Australia’s Department of Agriculture has suspended the licence of an unnamed live sheep exporter, it has said in a statement.

The company is understood to be Emanuel Exports, Australia’s largest live sheep exporter.

According to the department, the licence would remain suspended pending a full review of the company’s response to a show cause notice.

“The laws that regulate the export of livestock include strict requirements to ensure the health and welfare of animals. It is the responsibility of each exporter to ensure it meets those obligations,” the statement said.

The department added that it was “inappropriate” to provide further information while the investigation was ongoing.

The Australian Broadcasting Corporation immediately identified the company as Emanuel Exports.

“The department sent a show-cause notice to Emanuel Exports last month, and it is understood the company responded with a 30-page statement,” the broadcaster said.

A horror voyage on an Emanuel ship last year saw 2 400 sheep die of thirst and heat, some even baking to death. Photographs of the sheep sparked national outrage and led to a government inquiry into the export trade.

In the wake of the scandal, the Western Australian State Department of Agriculture executed a search warrant on the Perth headquarters of Emanuel Exports.

Emanuel Exports said in a statement that it would cooperate fully with the department in its review.

RSPCA Australia called the suspension another step toward the inevitable end of cruel, long-haul live sheep exports.

“We’ve long said that if the laws were enforced, live export would become impossible. This is evidence of that,” senior policy officer Jed Goodfellow said.

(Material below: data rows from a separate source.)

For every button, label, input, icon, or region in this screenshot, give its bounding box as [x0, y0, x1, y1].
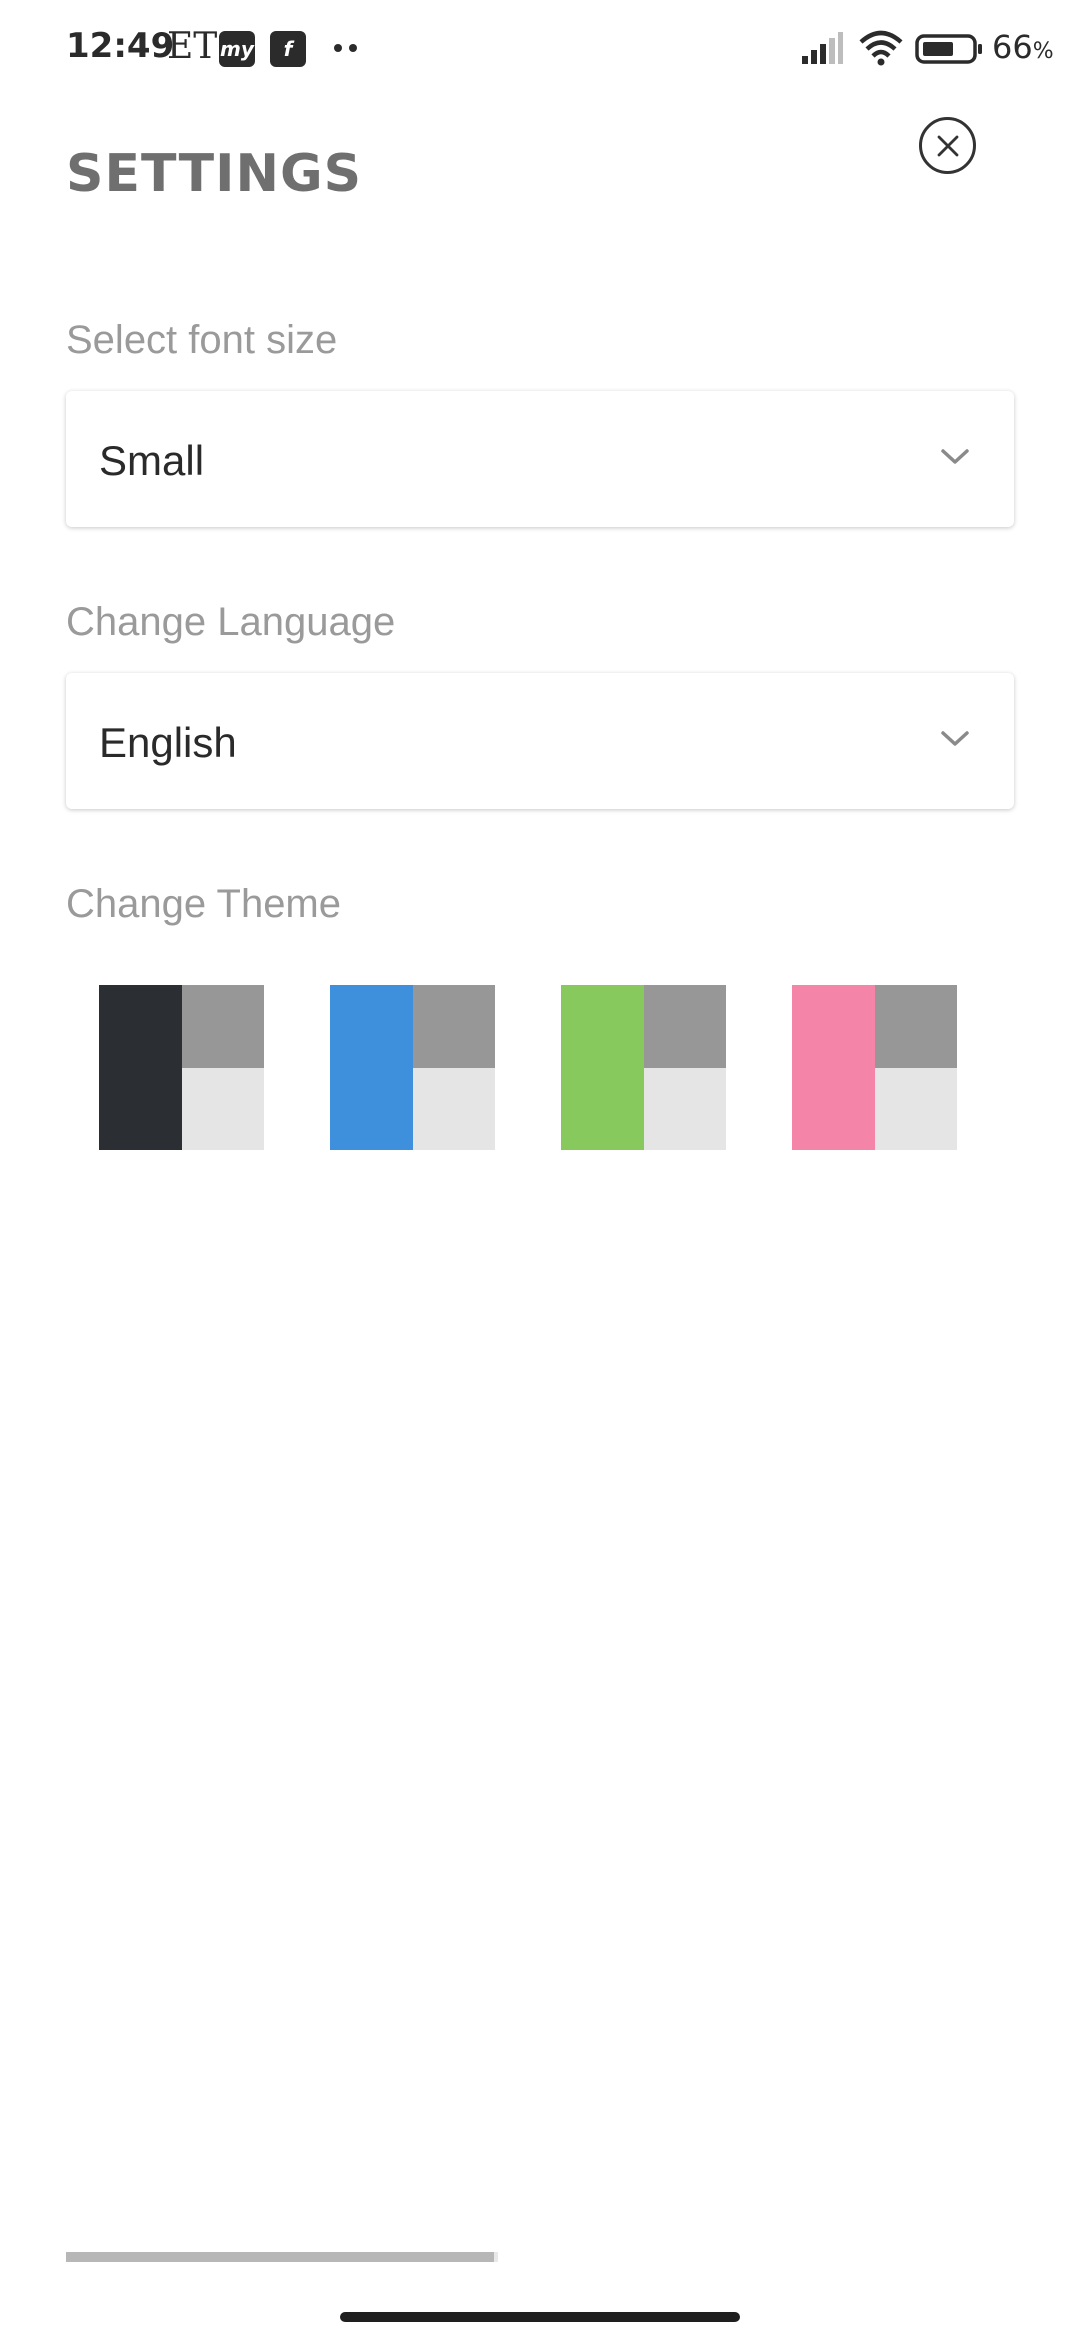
home-indicator[interactable]: [340, 2312, 740, 2322]
swatch-tertiary: [182, 1068, 264, 1150]
my-app-icon: my: [219, 31, 255, 67]
theme-swatch-blue[interactable]: [330, 985, 495, 1150]
scroll-indicator-fill: [66, 2252, 494, 2262]
battery-icon: [915, 34, 982, 64]
swatch-tertiary: [413, 1068, 495, 1150]
close-icon: [937, 135, 958, 156]
theme-swatches: [99, 985, 959, 1150]
swatch-primary: [561, 985, 644, 1150]
font-size-select[interactable]: Small: [66, 391, 1014, 527]
swatch-primary: [99, 985, 182, 1150]
chevron-down-icon: [941, 449, 969, 464]
close-button[interactable]: [919, 117, 976, 174]
swatch-primary: [792, 985, 875, 1150]
theme-swatch-green[interactable]: [561, 985, 726, 1150]
theme-label: Change Theme: [66, 882, 341, 926]
font-size-value: Small: [99, 437, 205, 484]
more-notifications-icon: [334, 44, 357, 52]
swatch-secondary: [413, 985, 495, 1068]
status-time: 12:49: [66, 26, 175, 66]
et-app-icon: ET: [167, 26, 218, 67]
swatch-primary: [330, 985, 413, 1150]
language-label: Change Language: [66, 600, 396, 644]
signal-icon: [802, 32, 843, 64]
wifi-icon: [859, 30, 903, 66]
chevron-down-icon: [941, 731, 969, 746]
shopping-app-icon: f: [270, 31, 306, 67]
swatch-secondary: [644, 985, 726, 1068]
page-title: SETTINGS: [66, 144, 363, 204]
battery-percent: 66%: [992, 28, 1054, 66]
scroll-indicator: [66, 2252, 498, 2262]
font-size-label: Select font size: [66, 318, 338, 362]
theme-swatch-pink[interactable]: [792, 985, 957, 1150]
theme-swatch-dark[interactable]: [99, 985, 264, 1150]
swatch-secondary: [875, 985, 957, 1068]
swatch-tertiary: [875, 1068, 957, 1150]
settings-screen: 12:49 ET my f 66% SETTINGS Select font s…: [0, 0, 1080, 2340]
swatch-secondary: [182, 985, 264, 1068]
language-value: English: [99, 719, 237, 766]
language-select[interactable]: English: [66, 673, 1014, 809]
swatch-tertiary: [644, 1068, 726, 1150]
status-bar: 12:49 ET my f 66%: [0, 0, 1080, 100]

The Australian Livestock Exporters’ Council told the ABC that it was still absorbing the announcement and its implications for the industry worth A$250-million (R2,5 billion) a year.

Emanuel Exports’ director Nicholas Daws said the company would cooperate with any valid warrant but that it did not believe the state government had a legal basis to investigate live export as the trade fell under federal law.

Ahmed Gosheh, the chief executive of Livestock Shipping Services, Australia’s second-largest live exporter, told the West Australian newspaper that his company would not carry sheep from Australia to the Middle East during the northern summer due to the new 30% cut in legal stocking density. Gosheh said the reduction would have raised costs by A$35 (R350) a sheep.

The company said that it was redirecting its ships to South America while it reviewed the commercial viability of operations in Australia.